• Matthijs Vermeulen (1888-1967) was een Nederlandse componist en muziekcriticus. De dagboekbrieven die hij in 1945 enn 1946 schreef aan zijn latere vrouw Thea Diepenbrock zijn gepubliceerd onder de titel Mijn geluk, mijn liefde.
7 juli 1946, Zondagmiddag. Onder de thuya. Wind en wolken.
Mijn meesteres van altijd, en altijd dezelfde,
Ik had er nog aan gedacht om je tegemoet te reizen tot de grens, maar de mogelijkheid dat een treinvertraging me je zou kunnen doen missen schrok me af.
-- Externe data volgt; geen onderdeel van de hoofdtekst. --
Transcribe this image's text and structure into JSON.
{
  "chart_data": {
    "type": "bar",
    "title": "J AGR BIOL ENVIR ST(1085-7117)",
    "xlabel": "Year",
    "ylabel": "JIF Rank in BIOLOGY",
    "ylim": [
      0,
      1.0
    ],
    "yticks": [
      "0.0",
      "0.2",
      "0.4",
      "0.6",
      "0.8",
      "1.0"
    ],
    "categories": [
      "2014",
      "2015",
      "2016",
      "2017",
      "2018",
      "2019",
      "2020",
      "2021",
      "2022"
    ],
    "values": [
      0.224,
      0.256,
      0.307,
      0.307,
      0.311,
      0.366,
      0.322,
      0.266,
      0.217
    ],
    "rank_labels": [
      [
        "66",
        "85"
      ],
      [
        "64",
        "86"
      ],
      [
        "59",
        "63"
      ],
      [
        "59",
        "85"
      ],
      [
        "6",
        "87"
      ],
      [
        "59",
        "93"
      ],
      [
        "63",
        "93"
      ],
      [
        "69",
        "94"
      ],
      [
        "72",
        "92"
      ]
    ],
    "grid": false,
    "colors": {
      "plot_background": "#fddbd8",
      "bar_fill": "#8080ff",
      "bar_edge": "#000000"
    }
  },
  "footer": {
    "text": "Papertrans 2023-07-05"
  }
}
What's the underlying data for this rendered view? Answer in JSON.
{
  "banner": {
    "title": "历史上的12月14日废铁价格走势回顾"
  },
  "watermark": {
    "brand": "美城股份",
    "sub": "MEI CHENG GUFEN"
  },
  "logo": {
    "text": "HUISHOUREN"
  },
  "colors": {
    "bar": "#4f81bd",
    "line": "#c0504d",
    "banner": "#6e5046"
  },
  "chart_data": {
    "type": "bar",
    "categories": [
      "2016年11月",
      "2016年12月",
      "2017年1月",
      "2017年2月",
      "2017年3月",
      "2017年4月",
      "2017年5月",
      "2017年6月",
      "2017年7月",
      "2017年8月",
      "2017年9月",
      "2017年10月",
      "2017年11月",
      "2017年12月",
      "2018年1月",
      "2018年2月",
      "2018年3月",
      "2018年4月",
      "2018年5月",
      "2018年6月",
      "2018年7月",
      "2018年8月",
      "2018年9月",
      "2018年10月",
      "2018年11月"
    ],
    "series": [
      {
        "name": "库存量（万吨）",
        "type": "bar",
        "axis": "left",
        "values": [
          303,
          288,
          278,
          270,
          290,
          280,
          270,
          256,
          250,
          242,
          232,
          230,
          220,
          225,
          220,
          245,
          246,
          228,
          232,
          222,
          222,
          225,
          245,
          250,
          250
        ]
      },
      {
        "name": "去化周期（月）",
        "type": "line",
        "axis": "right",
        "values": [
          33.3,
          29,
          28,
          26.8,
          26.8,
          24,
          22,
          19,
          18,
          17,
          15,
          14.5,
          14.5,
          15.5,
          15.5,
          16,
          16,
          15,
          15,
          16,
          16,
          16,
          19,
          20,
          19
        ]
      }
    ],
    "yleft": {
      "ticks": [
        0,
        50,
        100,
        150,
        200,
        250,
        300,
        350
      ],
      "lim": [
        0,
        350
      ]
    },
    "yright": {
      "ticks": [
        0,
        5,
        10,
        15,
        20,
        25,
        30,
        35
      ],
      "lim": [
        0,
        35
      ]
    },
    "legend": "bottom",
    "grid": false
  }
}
Zo'n weerzien in de trein zou ook alleen gezellig zijn wanneer we een compartiment voor ons konden reserveren en daar waren als bij ons thuis. Dus daar zie ik van af.
Vind je 't goed dat ik aan de Gare du Nord verschijn in mijn dagelijkse militaire kleding? Ik wou in mijn nette pak de plooi maar liever ongekreukt laten tot onze trouwdag! Wanneer je me dus geen tegenorder stuurt moet je op 't
perron een driekwart militair verwachten die je zegt: Bonjour Thea en je onder 't oog van een porteur wil omhelzen.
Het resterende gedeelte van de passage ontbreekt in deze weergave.